Attilius, a young Roman engineer, has been assigned to the post of aquarius in charge of the Aqua Augusta, the aqueduct that feeds water to the major towns along the Neapolitan coast. He has to investigate the mysterious disappearance of his predecessor, Exomnius; enlist the aid of Pliny the Elder, the admiral in charge of the fleet at Misenum; circumvent the hostility of Ampliatus, the brash parvenu who essentially runs the show in that part of Italy; and decide what, if anything, to do about Ampliatus’s beautiful daughter, Corelia, who is destined for a loveless marriage to a lascivious local magistrate. Most important of all, he has to find out what has caused the break in the Aqua Augusta, which appears to have developed a fault somewhere on the slopes of Mt Vesuvius.
It was a bold idea of Robert Harris’s, and a brainy one, to cast as the protagonist of his volcanic thriller an expert on water, but it does mean that he has to try to make the concerns and expertise of an aquarius gripping to read about, and it must be reported that he does not altogether succeed in this task.
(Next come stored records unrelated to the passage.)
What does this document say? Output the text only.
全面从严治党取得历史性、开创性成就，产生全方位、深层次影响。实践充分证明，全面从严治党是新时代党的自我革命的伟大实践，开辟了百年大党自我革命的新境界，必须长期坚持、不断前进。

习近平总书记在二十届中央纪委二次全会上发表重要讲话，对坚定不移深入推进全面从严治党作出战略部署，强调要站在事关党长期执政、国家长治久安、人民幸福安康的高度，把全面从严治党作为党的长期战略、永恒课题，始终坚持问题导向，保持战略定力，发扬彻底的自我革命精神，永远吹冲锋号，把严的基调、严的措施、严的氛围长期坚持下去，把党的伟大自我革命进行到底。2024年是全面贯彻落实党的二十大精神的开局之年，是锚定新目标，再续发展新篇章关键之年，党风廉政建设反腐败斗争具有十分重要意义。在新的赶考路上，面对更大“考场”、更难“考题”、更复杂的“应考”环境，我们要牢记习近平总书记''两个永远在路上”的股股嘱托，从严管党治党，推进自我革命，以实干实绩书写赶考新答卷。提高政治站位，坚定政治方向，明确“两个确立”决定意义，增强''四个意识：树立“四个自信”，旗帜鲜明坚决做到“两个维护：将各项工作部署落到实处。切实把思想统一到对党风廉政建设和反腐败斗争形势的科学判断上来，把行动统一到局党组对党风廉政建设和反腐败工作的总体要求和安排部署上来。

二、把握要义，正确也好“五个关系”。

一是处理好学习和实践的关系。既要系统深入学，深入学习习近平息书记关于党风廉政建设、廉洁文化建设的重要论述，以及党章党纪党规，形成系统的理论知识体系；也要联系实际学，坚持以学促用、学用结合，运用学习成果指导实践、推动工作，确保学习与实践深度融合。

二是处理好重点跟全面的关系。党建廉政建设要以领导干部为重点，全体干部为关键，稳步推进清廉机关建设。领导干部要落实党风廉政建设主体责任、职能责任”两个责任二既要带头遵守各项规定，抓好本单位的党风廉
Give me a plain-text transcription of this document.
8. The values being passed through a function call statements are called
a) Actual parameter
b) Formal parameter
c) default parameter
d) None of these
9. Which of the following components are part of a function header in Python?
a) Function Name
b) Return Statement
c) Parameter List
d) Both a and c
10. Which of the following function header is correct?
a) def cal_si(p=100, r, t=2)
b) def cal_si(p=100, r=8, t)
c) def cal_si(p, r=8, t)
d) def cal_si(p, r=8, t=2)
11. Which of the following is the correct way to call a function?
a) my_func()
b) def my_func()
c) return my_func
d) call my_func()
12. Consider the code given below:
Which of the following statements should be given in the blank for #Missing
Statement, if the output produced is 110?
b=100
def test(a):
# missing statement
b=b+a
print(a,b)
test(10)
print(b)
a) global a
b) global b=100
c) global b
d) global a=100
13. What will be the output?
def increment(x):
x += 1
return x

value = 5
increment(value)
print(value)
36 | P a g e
It’s hard to maintain much enthusiasm when being told for the third time about the results obtained by mixing the correct proportions of puteolanum and lime. Moreover, the eruption of the volcano is reserved for the last third of the book. As with Ang Lee’s Hulk, the long wait before the first sighting of the monster is a little wearisome. When Pompeii is made into a film, as is presumably the plan, the excitement engendered by the success of Gladiator will only carry it so far. The director should not make the mistake, as Harris does here, of postponing until too late the appearance of the show’s star.
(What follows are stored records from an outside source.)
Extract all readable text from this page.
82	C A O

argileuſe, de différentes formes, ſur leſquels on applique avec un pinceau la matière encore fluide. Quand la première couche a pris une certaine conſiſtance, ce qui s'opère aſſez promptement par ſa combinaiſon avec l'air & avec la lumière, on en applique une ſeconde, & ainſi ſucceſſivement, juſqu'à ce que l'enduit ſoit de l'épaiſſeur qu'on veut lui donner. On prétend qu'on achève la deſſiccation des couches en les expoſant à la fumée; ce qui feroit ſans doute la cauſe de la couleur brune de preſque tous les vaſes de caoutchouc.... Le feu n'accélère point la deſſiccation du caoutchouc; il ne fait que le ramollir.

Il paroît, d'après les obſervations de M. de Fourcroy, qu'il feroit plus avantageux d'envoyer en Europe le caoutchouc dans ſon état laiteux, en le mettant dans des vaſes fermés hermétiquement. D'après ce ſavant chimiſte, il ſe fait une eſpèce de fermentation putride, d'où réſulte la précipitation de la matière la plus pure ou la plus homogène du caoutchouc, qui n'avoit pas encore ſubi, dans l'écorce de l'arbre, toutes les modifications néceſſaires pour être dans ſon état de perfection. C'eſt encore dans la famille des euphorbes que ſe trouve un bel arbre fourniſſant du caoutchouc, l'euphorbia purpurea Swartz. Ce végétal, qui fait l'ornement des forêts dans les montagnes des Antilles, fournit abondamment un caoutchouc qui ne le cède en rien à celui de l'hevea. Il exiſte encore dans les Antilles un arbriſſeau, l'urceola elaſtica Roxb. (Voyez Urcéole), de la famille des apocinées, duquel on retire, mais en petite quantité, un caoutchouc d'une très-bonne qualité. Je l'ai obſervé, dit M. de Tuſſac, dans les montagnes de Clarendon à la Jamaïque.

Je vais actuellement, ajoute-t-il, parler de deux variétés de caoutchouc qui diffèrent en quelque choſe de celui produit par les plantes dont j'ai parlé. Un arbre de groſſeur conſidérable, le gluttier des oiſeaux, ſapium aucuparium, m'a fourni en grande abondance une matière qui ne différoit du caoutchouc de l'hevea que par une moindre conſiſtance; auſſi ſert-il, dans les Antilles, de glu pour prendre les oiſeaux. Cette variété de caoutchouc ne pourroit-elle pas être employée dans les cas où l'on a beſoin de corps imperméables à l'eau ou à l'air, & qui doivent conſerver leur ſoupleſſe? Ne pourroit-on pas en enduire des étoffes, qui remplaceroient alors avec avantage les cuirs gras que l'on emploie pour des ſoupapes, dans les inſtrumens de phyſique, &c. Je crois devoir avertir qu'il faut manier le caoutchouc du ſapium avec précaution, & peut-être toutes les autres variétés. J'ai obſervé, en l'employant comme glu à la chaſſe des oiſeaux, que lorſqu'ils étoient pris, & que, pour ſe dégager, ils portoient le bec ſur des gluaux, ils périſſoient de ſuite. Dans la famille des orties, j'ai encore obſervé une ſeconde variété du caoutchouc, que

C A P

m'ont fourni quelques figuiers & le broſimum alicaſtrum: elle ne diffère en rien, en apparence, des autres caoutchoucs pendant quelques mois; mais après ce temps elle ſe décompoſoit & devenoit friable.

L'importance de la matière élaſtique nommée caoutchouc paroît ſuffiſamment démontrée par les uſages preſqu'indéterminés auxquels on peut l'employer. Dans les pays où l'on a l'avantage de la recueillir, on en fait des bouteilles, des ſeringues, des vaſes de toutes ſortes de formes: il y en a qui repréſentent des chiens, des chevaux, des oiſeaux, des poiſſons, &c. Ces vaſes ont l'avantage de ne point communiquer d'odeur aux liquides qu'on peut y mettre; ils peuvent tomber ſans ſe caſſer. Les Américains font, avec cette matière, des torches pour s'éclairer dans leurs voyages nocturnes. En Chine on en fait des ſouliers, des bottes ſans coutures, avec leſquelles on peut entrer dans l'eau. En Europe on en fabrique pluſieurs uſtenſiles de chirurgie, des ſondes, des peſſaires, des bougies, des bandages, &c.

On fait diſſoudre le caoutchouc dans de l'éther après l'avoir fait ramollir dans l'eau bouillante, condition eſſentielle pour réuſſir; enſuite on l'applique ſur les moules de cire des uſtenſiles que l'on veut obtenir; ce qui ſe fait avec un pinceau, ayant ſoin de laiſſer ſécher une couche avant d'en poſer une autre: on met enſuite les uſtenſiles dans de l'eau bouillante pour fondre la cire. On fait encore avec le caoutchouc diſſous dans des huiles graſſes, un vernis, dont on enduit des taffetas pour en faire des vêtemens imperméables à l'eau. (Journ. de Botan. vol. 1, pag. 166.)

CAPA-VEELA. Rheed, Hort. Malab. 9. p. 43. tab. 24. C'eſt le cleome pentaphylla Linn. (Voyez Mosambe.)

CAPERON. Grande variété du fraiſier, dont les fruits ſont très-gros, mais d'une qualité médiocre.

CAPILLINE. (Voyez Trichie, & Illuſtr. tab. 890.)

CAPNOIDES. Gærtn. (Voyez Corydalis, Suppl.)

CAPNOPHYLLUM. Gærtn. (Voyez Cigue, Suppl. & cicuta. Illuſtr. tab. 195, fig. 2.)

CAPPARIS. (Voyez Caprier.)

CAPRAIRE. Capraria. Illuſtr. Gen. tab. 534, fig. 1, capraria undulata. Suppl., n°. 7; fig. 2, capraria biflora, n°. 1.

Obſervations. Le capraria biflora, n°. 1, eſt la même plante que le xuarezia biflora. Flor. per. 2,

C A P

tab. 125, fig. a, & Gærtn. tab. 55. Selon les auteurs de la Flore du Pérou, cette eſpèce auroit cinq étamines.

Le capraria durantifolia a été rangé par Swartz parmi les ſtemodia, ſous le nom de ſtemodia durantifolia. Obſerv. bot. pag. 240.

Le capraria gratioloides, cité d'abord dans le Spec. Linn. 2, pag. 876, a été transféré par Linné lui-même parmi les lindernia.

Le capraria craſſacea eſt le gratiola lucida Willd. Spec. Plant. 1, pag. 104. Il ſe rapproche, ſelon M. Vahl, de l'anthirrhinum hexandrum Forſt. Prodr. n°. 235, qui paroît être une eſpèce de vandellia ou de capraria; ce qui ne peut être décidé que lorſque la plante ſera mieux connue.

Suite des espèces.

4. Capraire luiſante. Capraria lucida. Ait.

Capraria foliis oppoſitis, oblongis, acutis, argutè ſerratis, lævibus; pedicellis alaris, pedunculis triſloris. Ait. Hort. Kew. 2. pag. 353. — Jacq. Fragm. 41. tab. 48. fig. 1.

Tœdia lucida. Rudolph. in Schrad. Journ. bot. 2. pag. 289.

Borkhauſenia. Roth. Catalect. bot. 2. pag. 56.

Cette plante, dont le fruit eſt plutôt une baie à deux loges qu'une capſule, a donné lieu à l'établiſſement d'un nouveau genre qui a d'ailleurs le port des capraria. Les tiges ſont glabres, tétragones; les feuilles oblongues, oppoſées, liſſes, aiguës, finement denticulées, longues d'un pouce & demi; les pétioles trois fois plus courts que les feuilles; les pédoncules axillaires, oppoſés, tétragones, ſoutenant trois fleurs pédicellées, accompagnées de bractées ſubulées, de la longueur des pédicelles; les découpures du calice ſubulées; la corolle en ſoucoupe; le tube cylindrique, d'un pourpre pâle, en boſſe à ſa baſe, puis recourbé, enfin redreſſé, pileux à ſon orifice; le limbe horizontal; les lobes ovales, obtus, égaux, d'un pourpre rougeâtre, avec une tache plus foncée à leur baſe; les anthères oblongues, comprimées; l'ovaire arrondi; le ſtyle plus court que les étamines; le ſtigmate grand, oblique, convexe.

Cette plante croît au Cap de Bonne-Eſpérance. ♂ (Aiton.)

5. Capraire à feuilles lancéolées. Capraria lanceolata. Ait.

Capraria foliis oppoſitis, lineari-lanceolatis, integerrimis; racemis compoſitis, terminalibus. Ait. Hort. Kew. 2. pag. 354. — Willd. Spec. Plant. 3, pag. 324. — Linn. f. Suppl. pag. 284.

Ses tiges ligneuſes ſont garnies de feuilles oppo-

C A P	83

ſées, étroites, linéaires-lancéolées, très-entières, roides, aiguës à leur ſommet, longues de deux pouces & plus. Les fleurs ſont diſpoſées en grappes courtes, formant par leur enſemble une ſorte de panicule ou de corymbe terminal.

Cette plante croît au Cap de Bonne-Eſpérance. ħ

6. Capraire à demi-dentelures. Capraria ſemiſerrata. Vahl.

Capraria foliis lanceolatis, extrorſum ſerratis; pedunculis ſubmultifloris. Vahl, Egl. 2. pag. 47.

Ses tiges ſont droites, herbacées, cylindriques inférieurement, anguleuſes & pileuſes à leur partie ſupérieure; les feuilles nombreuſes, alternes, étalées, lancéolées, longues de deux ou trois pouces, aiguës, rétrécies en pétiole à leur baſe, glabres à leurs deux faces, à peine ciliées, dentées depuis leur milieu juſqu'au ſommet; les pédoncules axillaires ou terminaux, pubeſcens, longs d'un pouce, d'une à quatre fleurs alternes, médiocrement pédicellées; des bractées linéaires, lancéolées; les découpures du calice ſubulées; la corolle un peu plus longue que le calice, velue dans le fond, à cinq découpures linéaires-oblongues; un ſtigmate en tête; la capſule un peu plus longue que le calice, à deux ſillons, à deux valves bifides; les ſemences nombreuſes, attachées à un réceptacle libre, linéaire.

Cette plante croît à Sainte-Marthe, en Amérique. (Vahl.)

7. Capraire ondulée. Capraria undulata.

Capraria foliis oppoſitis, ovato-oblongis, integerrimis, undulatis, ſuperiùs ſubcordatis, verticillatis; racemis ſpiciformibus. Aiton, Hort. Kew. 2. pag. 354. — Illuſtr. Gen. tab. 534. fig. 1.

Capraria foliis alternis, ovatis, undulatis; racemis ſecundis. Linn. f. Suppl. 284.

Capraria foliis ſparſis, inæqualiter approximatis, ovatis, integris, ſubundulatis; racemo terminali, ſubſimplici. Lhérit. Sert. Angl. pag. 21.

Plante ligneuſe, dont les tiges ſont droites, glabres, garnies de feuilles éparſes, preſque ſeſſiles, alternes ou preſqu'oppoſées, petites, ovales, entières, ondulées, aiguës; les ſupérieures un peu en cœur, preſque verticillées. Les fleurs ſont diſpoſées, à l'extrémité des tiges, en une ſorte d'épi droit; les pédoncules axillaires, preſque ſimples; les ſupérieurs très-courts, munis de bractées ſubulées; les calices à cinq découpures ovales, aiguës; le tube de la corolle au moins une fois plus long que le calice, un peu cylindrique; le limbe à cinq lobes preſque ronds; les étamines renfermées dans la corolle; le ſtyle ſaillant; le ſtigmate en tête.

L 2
That said, the early pages of the book are enlivened by some nice touches. I particularly enjoyed the excesses of Ampliatus, a character based, as Harris admits, on Petronius’s Trimalchio (who was also, for those interested in such things, the inspiration for Jay Gatsby). At one point we read that Ampliatus is motivated to throw a slave to his moray eels by the theory that eels which have fed on human flesh possess a particularly piquant flavour when they are served up in their turn. Later he tests the truth of this, and is disappointed.
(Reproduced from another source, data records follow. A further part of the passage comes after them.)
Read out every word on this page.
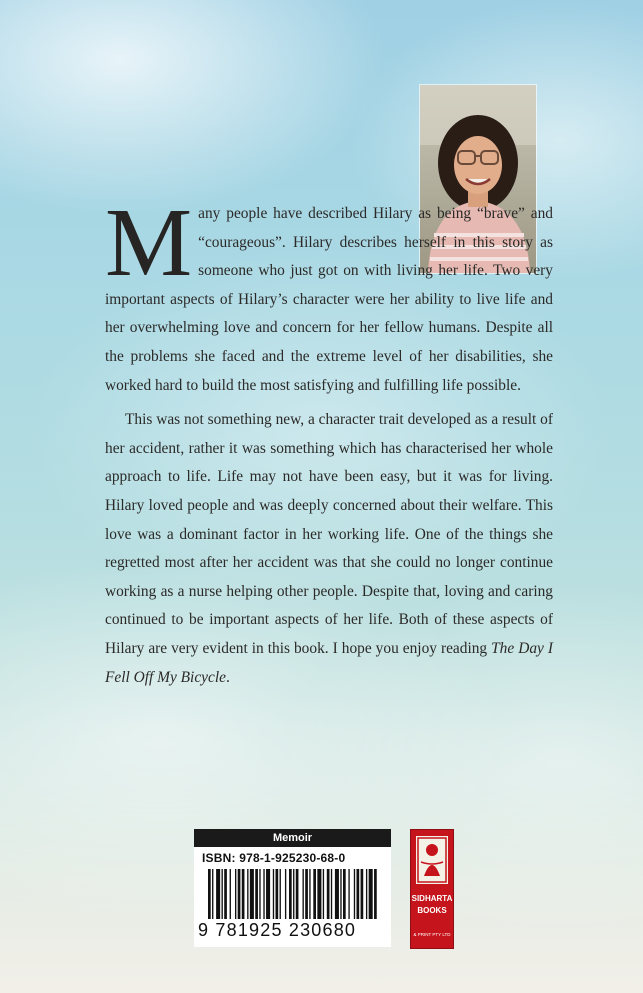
Many people have described Hilary as being “brave” and “courageous”. Hilary describes herself in this story as someone who just got on with living her life. Two very important aspects of Hilary’s character were her ability to live life and her overwhelming love and concern for her fellow humans. Despite all the problems she faced and the extreme level of her disabilities, she worked hard to build the most satisfying and fulfilling life possible.

This was not something new, a character trait developed as a result of her accident, rather it was something which has characterised her whole approach to life. Life may not have been easy, but it was for living. Hilary loved people and was deeply concerned about their welfare. This love was a dominant factor in her working life. One of the things she regretted most after her accident was that she could no longer continue working as a nurse helping other people. Despite that, loving and caring continued to be important aspects of her life. Both of these aspects of Hilary are very evident in this book. I hope you enjoy reading The Day I Fell Off My Bicycle.

Memoir
ISBN: 978-1-925230-68-0
9 781925 230680
SIDHARTA
BOOKS
& PRINT PTY LTD
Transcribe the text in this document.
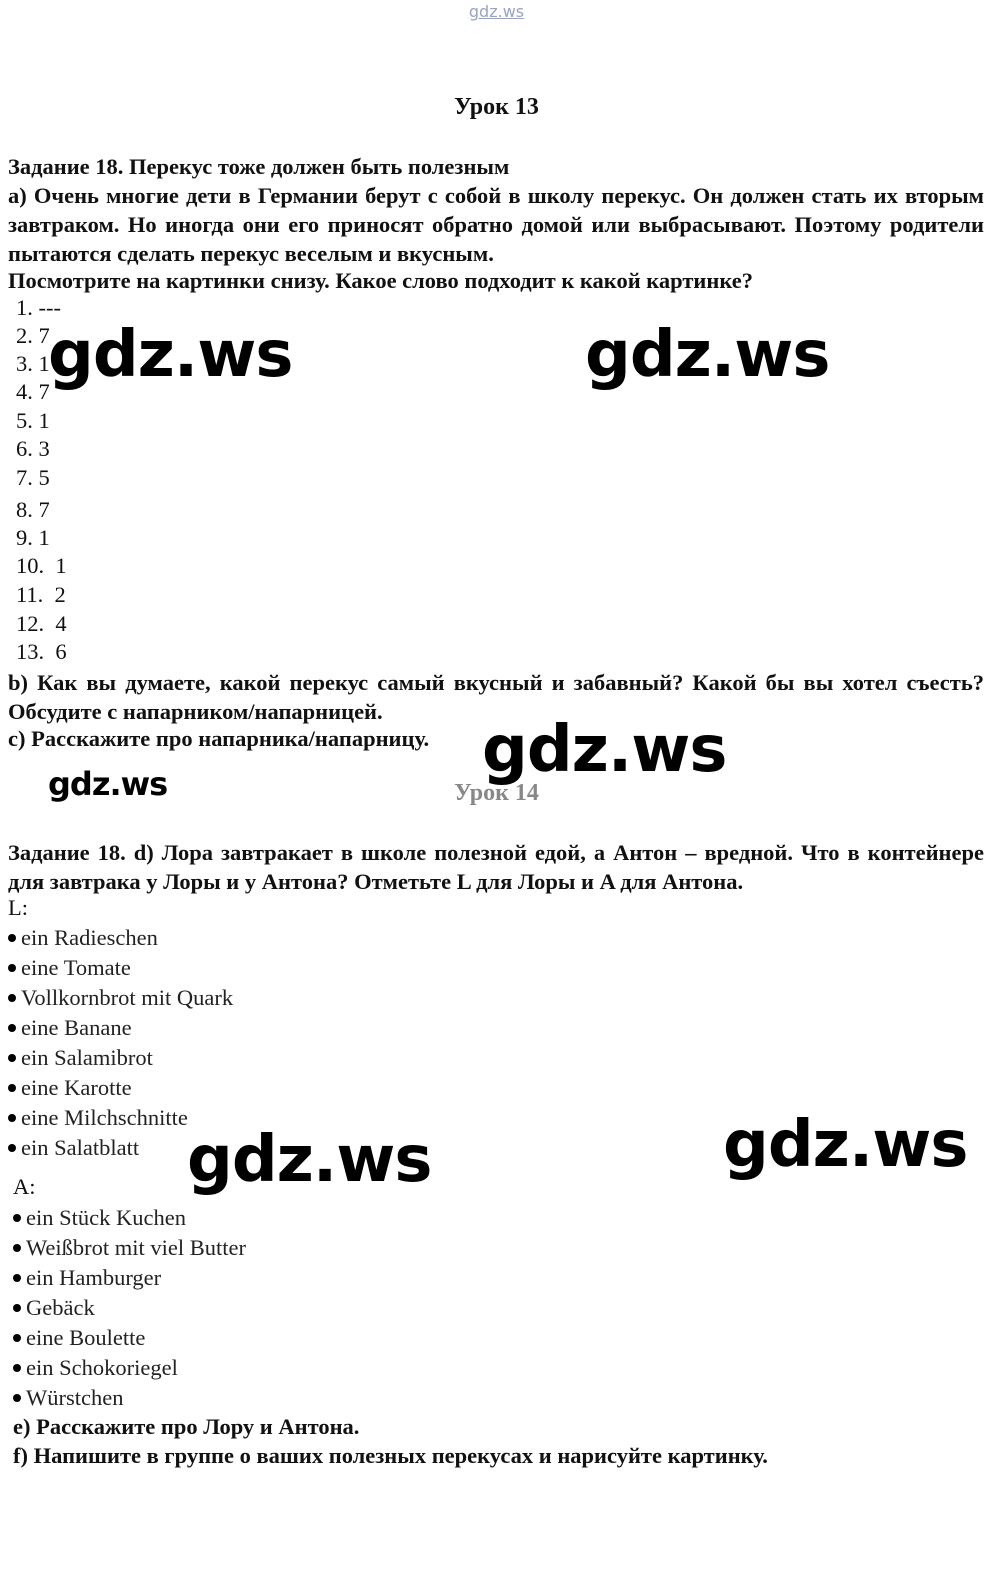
gdz.ws
Урок 13
Задание 18. Перекус тоже должен быть полезным
a) Очень многие дети в Германии берут с собой в школу перекус. Он должен стать их вторым завтраком. Но иногда они его приносят обратно домой или выбрасывают. Поэтому родители пытаются сделать перекус веселым и вкусным.
Посмотрите на картинки снизу. Какое слово подходит к какой картинке?
1. ---
2. 7
3. 1
4. 7
5. 1
6. 3
7. 5
8. 7
9. 1
10. 1
11. 2
12. 4
13. 6
gdz.ws	gdz.ws
b) Как вы думаете, какой перекус самый вкусный и забавный? Какой бы вы хотел съесть? Обсудите с напарником/напарницей.
c) Расскажите про напарника/напарницу. gdz.ws
gdz.ws	Урок 14
Задание 18. d) Лора завтракает в школе полезной едой, а Антон – вредной. Что в контейнере для завтрака у Лоры и у Антона? Отметьте L для Лоры и A для Антона.
L:
ein Radieschen
eine Tomate
Vollkornbrot mit Quark
eine Banane
ein Salamibrot
eine Karotte
eine Milchschnitte
ein Salatblatt gdz.ws	gdz.ws
A:
ein Stück Kuchen
Weißbrot mit viel Butter
ein Hamburger
Gebäck
eine Boulette
ein Schokoriegel
Würstchen
e) Расскажите про Лору и Антона.
f) Напишите в группе о ваших полезных перекусах и нарисуйте картинку.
Despite the clichés in Harris’s prose (‘he could not take his eyes off her’; ‘Ampliatus’s voice cut across the table like a whip’), it is worth reading on for the novel’s denouement, which is genuinely thrilling. Some of the details are taken from Pliny the Younger’s famous letter to Tacitus, in which he described the stoical behaviour of his uncle, Pliny the Elder, in his final hours: how, for example, he went to sleep while everyone panicked around him, and snored very loudly. Some of the details are Harris’s own. We know fast-moving lava will bury the city. We suspect our hero will escape with his beloved. What we are less sure about is the minor question of how.